Berghut or Mountain Hat
For those who’re looking for something different without the military connotations yet still traditionally Germanic then the various berghut or mountain hats are the way to go. Once again manufactured from loden which allows the hat to be rolled up for easy transportation, more up market versions are to be had in both rabbit and hare fur felt although you will pay considerably more for these two fabrics, loden costing between £30 and £60 whilst the felt one can rise to as much as £150 to £300.
But whichever material you decide upon, the interesting thing about most of the German designs is, apart from the hat band some of which now incorporate the mandatory blaze orange flash or other minor variations, they all start out as the same basic hat as Hans Kreuzer, the resident hutmacher in the tiny Bavarian village of Oberstdorf, explained. The Kreuzer family have been making and selling their own and other makers hats for three generations and whilst certain modern styles have been introduced, it’s still the traditional versions that outsell the rest.

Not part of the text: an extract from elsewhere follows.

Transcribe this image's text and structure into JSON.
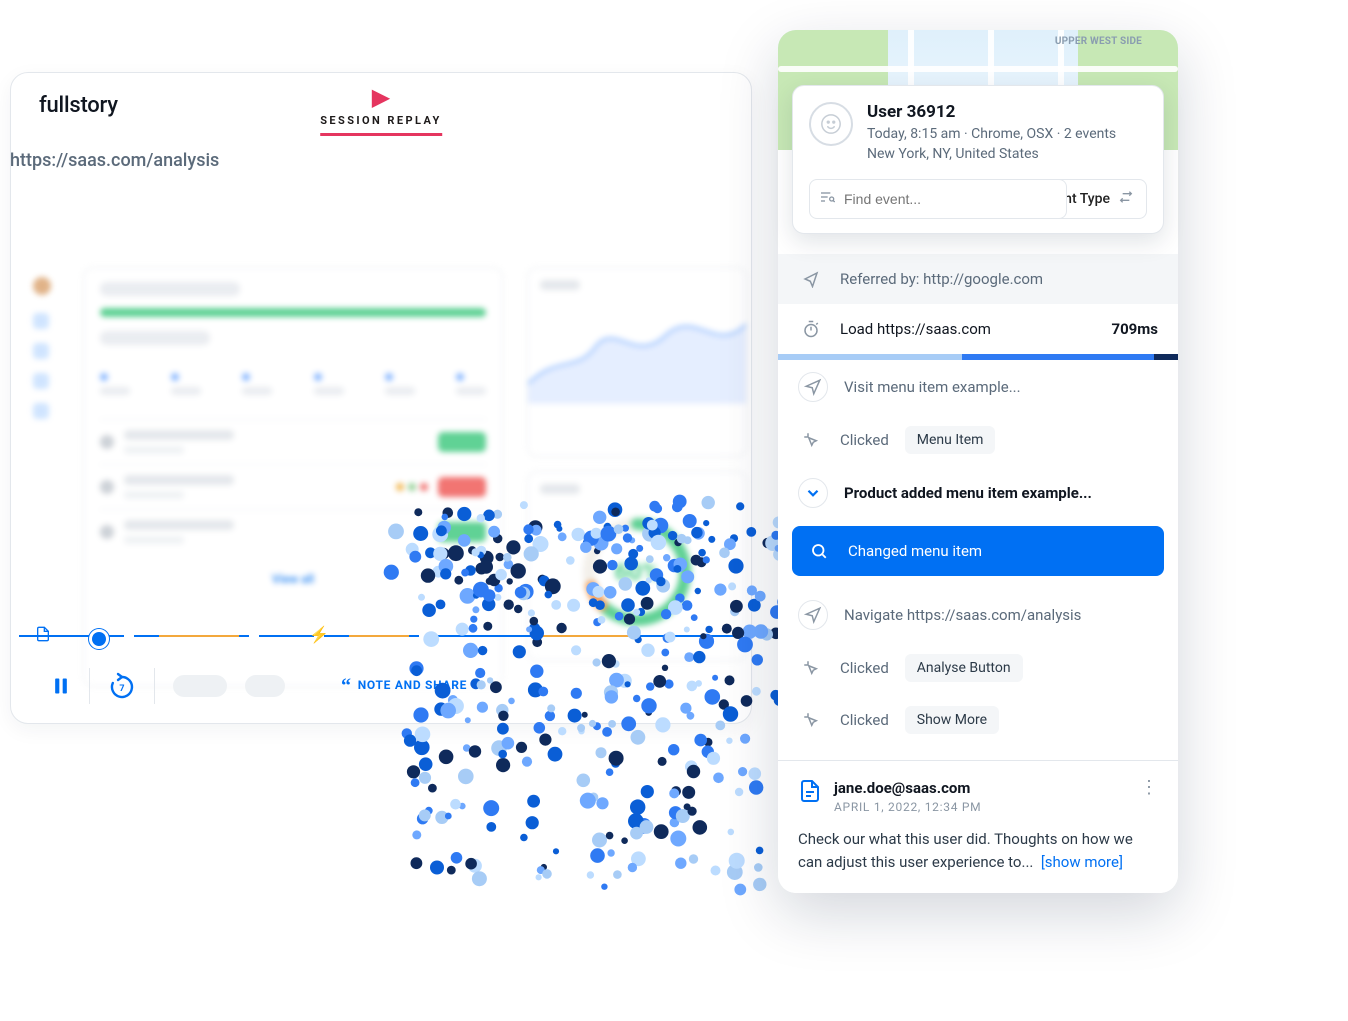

“The style is determined by how the crown is formed when the hat is purchased. Once you’ve decided it takes only a matter of minutes to shape it into the individual style you want, be it traditional to the country, area or actual town. Here in Oberstdorf we have a unique curved crown which marks the style out as being from here, whilst other styles are common throughout the region. Also, the top makes that are available in most hat shops including my own are Mayser from Germany who are the oldest hat maker in existence, the Austrian maker Zapf and Lodenhut. All of them make traditional hats to the very highest standards and quality. The difference is that the smaller makers can to a degree keep the price lower and create more specific styles than the larger makers who pre-form their hats into standard styles”.
But buying your German hat isn’t the end of the process by any means, since you now have to decide as to how to decorate it. For many, nothing other than a gamsbart or chamois’ beard will do, these ornate, silver mounted plumes the height of tradition and likewise expensive – expect to pay a £100 minimum for an example. That said you can save a euro or two whilst still keep the look by opting for either a hirchbart or dachsbart made from roe deer and badger or the alternative gamsradl or chamois rosette.
If the various plumes don’t appeal, various silver or pewter and wooden badges are readily available, one of the most popular still the edelweiss or an eagle’s head with rifle and hunting horn; most badges costing around £10 to £20. Alternatively, numerous Bavarian and Austrian events and festivals provide commemorative badges which are eagerly sought after, unique and desirable, the various village shooting being festivals prime examples.
Where to Get One
For one of the largest selections of German style hats contact Markus Faustmann at www.lodenhut.de / email@example.com or contact Hans Kreuzer on +49 8322 2154 / HutKreuzer@t-online.de whilst Ballistol Pluvonin waterproofing spray can be purchased though various UK outlets or by contacting Ballistol UK on 01207 502481. But whichever you eventually go for beware, once you’ve got one you’ll want another, my own personal collection currently standing at nine with one or two more still to be added.